Das sollte dann auch das letzte Mal und für längere Zeit gewesen sein, der sich nun selbst überlassenen Essigproduktion handwerklich zu begegnen. Die Herstellung von Aperitif-Apfelessig mit traditionellen Orléansverfahren braucht Ruhe und viel Zeit. Jetzt entscheidet allein das Mikroklima des Gewölbes. Zeit, die Marc nutzt, um sich seinen Beeren und Kräutern zu widmen; zu experimentieren, dem Gaumen und allen Sinnen freien Lauf zu lassen.
In seinem kleinen Schopf in Fellbach-Schmiden sieht’s aus wie in einer alten Apotheke, gar Hexenküche. Aus unzähligen Gläsern duften die Ansätze versetzt mit vollreifen Früchten, Gemüse und Kräutern eigener Gärten. Feine Kräuteraromen lassen den bis dato leicht beißenden Geruch des Ursprungsessigs nahezu vergessen. Jetzt, im siebten so verflixten Jahr beginnt das eigentliche Liebesspiel. Auf die Komposition, die wohl gehütete Rezeptur kommt es an.

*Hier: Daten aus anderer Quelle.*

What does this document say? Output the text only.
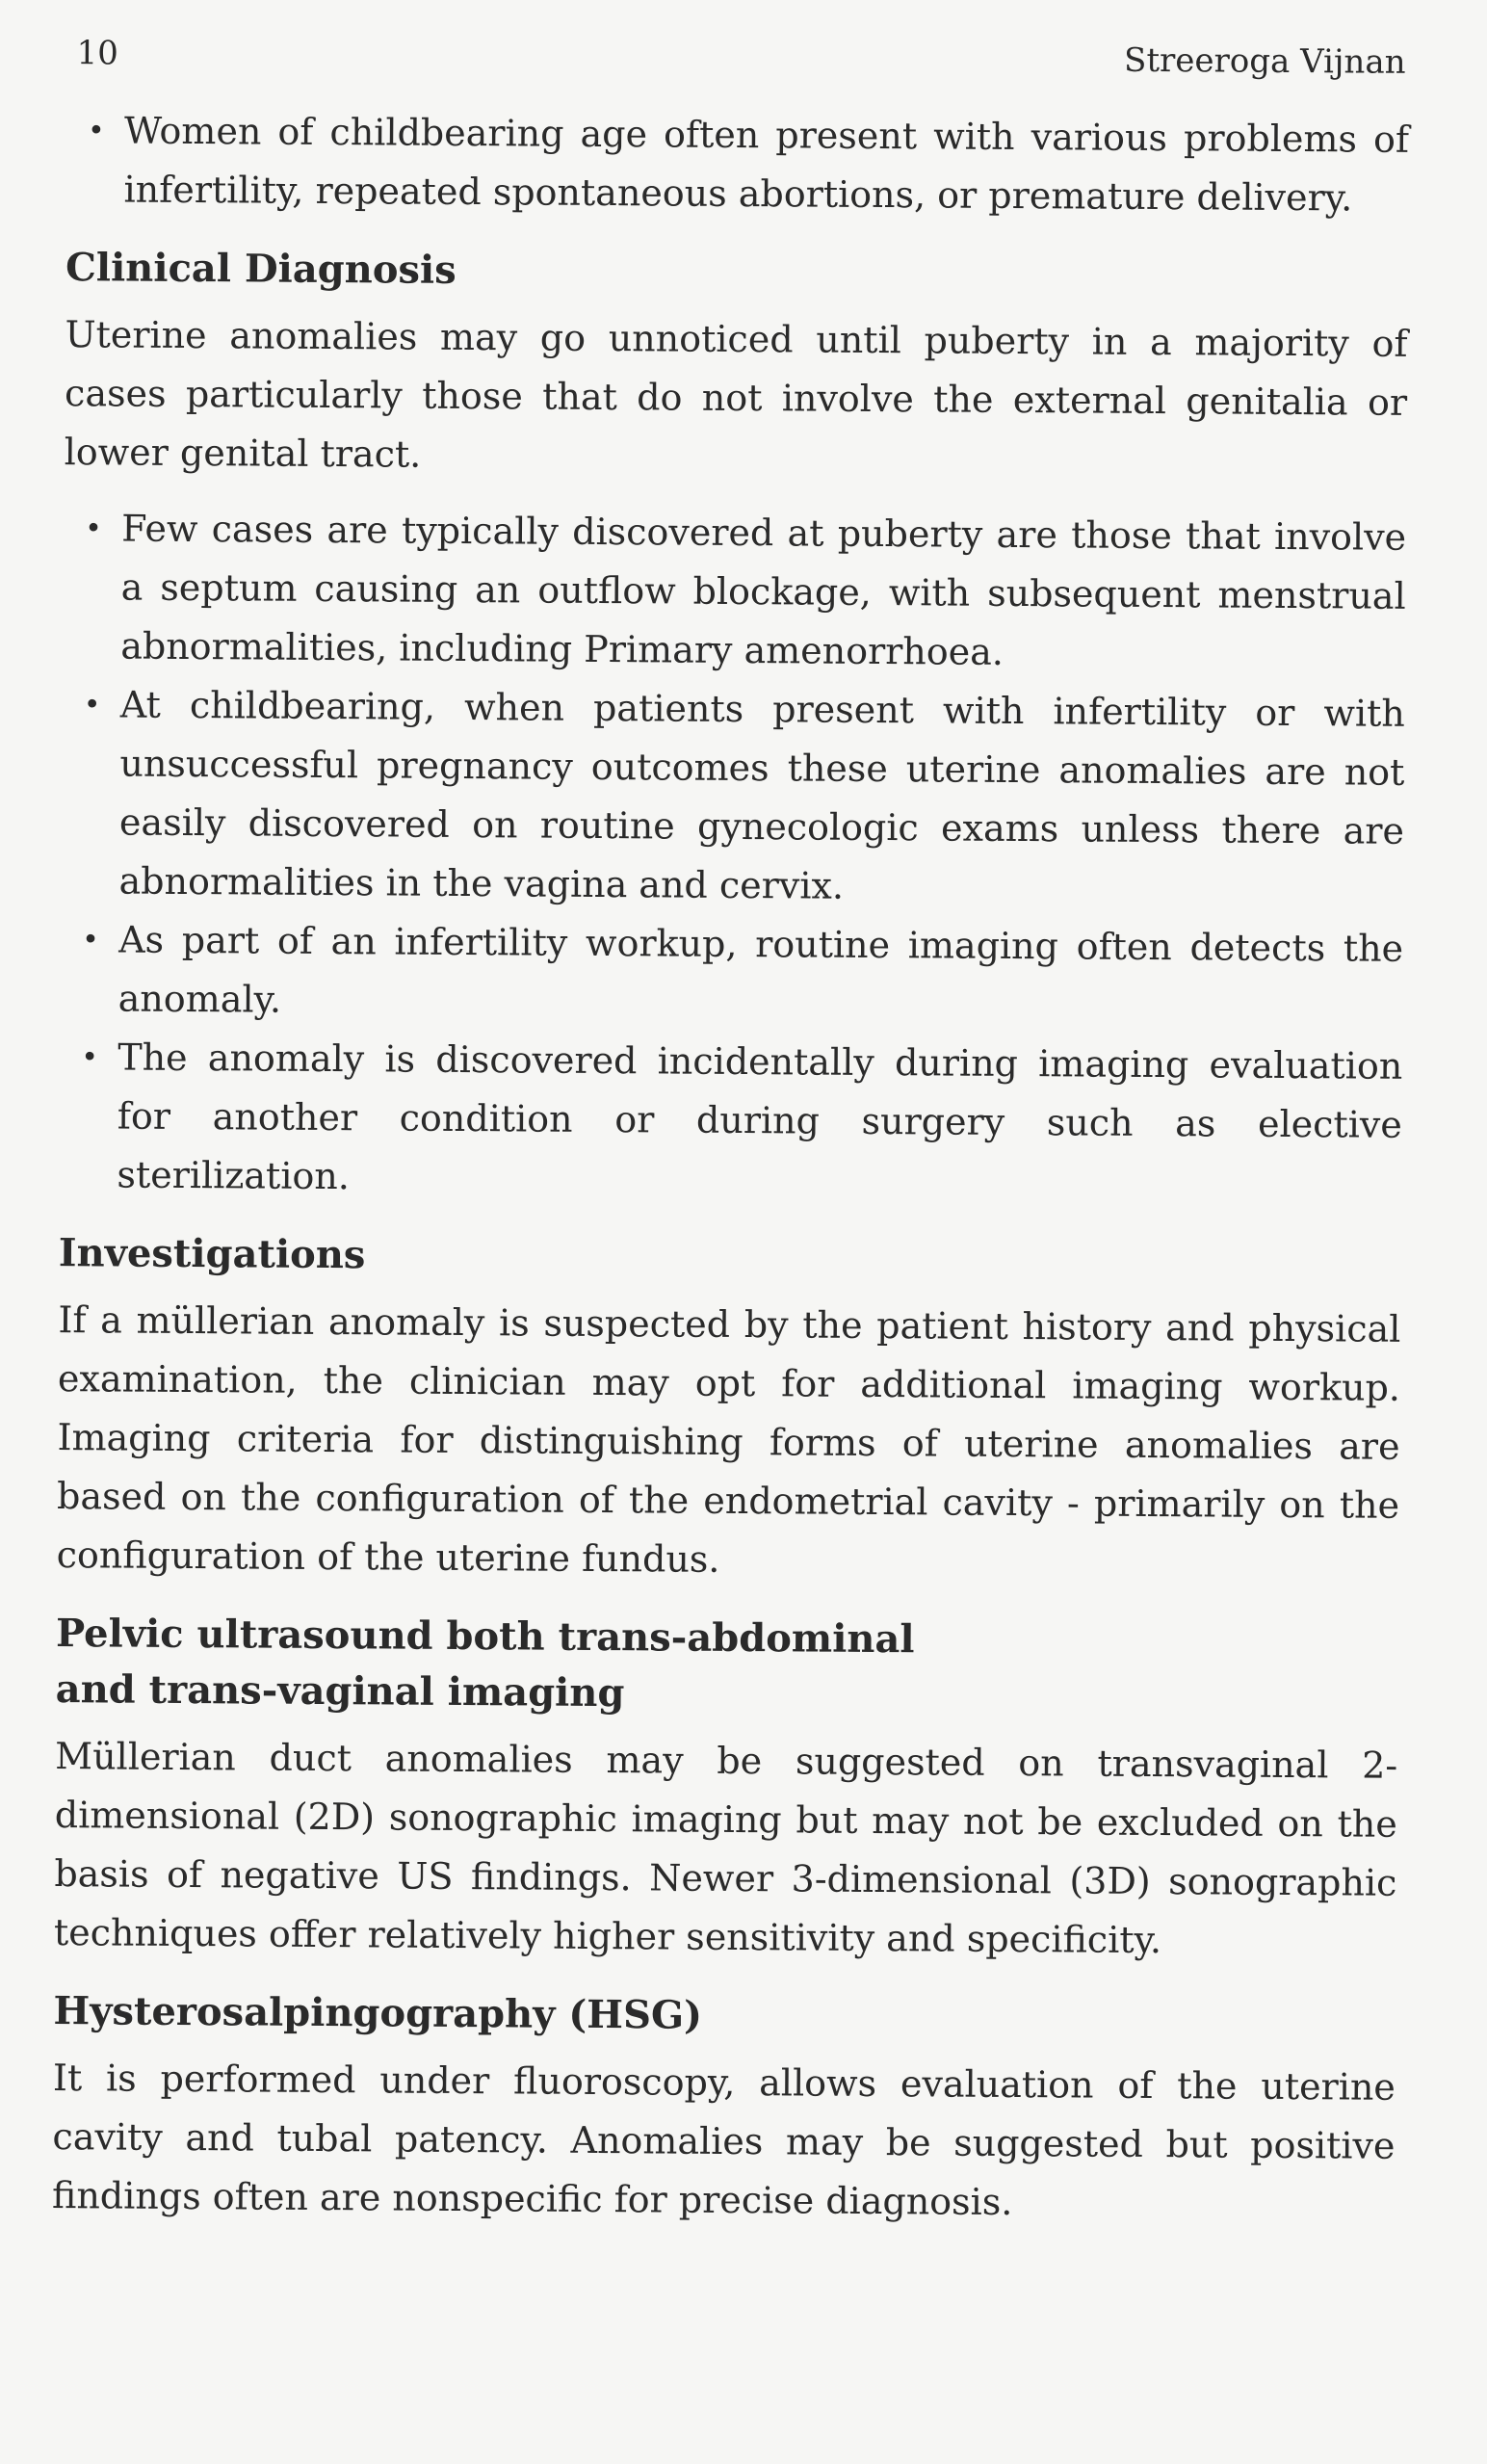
10	Streeroga Vijnan
• Women of childbearing age often present with various problems of infertility, repeated spontaneous abortions, or premature delivery.
Clinical Diagnosis

Uterine anomalies may go unnoticed until puberty in a majority of cases particularly those that do not involve the external genitalia or lower genital tract.

• Few cases are typically discovered at puberty are those that involve a septum causing an outflow blockage, with subsequent menstrual abnormalities, including Primary amenorrhoea.
• At childbearing, when patients present with infertility or with unsuccessful pregnancy outcomes these uterine anomalies are not easily discovered on routine gynecologic exams unless there are abnormalities in the vagina and cervix.
• As part of an infertility workup, routine imaging often detects the anomaly.
• The anomaly is discovered incidentally during imaging evaluation for another condition or during surgery such as elective sterilization.
Investigations

If a müllerian anomaly is suspected by the patient history and physical examination, the clinician may opt for additional imaging workup. Imaging criteria for distinguishing forms of uterine anomalies are based on the configuration of the endometrial cavity - primarily on the configuration of the uterine fundus.

Pelvic ultrasound both trans-abdominal
and trans-vaginal imaging

Müllerian duct anomalies may be suggested on transvaginal 2-dimensional (2D) sonographic imaging but may not be excluded on the basis of negative US findings. Newer 3-dimensional (3D) sonographic techniques offer relatively higher sensitivity and specificity.

Hysterosalpingography (HSG)

It is performed under fluoroscopy, allows evaluation of the uterine cavity and tubal patency. Anomalies may be suggested but positive findings often are nonspecific for precise diagnosis.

Das Gaumen- und Fingerspiel, vergleichbar dem Allegro vollenden die Ode an die Liebe.
Im nunmehr achten Jahr von Hand in kleine Flaschen abgefüllt bemerkt der Gourmet erstmals das außergewöhnliche Farbenspiel des naturtrüben, ungefilterten Aperitif-Apfelessigs. Von tief rot über cognac- bis bernsteinfarben reicht das Feuerwerk im tiefen Stand der Herbstsonne.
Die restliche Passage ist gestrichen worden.